One would like to be able to say that a
great deal has happened since then,
but that's not the case. Light is still
explored as an art form, rarely utilized more
significantly than as innovation. While the
sophistication of new techniques has made
possible more satisfying uses of the
medium, in general we owe thanks
for this more to Kodak than to individual
artists.
Two exceptions are Jackie Cassen and
Rudi Stern, who have extended the use of
light into new areas, demonstrating its
validity as an art medium. Attributing the
success of these two to their artistic
maturation is to state a half-truth. Success
has come only with the maturation of their
audience. If their early work was received
by the young, the turned on, and the hip,
it was only because the more sophisticated
art audiences were unprepared to accept
something which had thus far eluded the
charge of the critic brigade. It's a long
way from a program on DMT in the
East Village to the main gallery of the
Architectural League; but it is a route
travelled by artists because of audiences.

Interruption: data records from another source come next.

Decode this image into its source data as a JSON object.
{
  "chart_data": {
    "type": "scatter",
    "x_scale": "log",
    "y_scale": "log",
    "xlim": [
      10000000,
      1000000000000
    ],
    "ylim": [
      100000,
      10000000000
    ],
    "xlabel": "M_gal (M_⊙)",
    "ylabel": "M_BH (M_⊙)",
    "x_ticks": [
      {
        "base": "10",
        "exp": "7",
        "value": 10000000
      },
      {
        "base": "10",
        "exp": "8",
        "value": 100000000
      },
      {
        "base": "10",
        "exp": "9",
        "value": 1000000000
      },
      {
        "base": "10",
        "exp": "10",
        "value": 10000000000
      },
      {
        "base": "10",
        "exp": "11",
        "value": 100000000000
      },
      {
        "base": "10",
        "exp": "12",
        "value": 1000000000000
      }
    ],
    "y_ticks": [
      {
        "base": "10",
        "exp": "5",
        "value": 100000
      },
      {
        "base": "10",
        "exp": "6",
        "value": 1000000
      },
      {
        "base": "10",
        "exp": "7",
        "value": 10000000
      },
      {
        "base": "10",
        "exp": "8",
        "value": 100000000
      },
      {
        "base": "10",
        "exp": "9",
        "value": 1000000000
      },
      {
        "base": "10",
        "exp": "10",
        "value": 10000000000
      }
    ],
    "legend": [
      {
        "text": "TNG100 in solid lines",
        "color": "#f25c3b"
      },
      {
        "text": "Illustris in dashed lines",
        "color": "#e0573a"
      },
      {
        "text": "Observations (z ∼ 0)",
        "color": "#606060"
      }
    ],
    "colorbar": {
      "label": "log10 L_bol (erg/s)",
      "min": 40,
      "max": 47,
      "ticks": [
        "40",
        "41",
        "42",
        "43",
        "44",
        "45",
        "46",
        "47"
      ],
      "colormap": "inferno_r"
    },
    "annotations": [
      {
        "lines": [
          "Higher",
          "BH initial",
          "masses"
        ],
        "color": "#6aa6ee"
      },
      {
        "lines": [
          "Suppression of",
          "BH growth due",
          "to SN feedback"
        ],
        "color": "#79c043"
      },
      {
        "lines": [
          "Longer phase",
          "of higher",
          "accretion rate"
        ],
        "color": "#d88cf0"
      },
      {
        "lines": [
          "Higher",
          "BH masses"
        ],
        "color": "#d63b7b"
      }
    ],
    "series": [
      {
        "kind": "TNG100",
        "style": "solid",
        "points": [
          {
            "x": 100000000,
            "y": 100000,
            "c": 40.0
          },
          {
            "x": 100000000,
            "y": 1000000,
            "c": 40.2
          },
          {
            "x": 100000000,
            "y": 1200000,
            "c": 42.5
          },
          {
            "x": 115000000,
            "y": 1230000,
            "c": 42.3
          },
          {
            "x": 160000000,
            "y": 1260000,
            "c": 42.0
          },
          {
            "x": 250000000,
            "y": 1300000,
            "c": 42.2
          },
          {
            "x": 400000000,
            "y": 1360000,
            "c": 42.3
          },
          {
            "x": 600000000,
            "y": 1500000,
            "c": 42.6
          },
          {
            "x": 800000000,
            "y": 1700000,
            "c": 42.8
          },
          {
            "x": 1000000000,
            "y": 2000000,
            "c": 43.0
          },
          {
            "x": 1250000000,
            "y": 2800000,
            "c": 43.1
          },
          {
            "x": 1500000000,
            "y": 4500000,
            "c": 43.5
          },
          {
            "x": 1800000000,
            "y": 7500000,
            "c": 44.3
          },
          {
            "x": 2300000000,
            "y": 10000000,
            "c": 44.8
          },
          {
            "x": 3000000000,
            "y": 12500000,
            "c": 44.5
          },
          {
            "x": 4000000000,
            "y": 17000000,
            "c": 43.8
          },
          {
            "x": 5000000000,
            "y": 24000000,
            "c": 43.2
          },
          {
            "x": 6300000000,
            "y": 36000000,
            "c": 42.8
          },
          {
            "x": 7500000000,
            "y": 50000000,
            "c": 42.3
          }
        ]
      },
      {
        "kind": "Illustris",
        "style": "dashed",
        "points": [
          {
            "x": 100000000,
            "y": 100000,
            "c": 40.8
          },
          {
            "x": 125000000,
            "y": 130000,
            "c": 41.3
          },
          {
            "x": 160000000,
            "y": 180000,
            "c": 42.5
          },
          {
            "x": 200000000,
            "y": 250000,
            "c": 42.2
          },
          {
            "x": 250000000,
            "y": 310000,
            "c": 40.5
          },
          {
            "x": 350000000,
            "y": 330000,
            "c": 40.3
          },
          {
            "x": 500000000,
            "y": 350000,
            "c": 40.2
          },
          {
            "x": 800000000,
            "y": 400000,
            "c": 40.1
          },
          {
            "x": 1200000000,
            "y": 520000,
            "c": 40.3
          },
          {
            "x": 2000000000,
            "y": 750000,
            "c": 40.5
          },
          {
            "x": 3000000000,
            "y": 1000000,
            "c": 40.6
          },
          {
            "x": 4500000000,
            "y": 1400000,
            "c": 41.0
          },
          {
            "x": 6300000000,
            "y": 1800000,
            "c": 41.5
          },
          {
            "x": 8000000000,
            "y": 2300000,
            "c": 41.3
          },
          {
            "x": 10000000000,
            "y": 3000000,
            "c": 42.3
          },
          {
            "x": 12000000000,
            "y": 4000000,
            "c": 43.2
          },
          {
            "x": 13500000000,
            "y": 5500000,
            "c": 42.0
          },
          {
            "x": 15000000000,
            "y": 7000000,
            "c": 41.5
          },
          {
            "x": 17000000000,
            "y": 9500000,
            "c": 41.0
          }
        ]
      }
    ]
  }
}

Jackie Cassen and Rudi Stern are the
creators of the techniques that are becoming
increasingly familiar: slide projections,
moving sculpture used for light effects,
total-environment art, and an ambiguous
hesitancy between art and design. The
Electric Circus may now be the place to go,
but it is so only because Cassen and
Stern created, with the Trips Festival at
the same location, and with the visuals for
the Cheetah, the techniques which
transformed these ballrooms into
discotheques. Soaps, bathtubs, and
toothpaste are now sold by light projection
techniques innovated by Cassen and Stern
in their commercial publicity work
for Best & Co., and their industrial
exhibits for Dutch Masters and Simplicity
Patterns, among others, and their promotion
of Antonioni's "Blow Up." They have
moved light from California to Boston, from
Tim Leary's hippie haven to the White
House, and they have travelled only
where they have been welcomed.
Cassen and Stern, with their new
perceptions, are no strangers to tradition.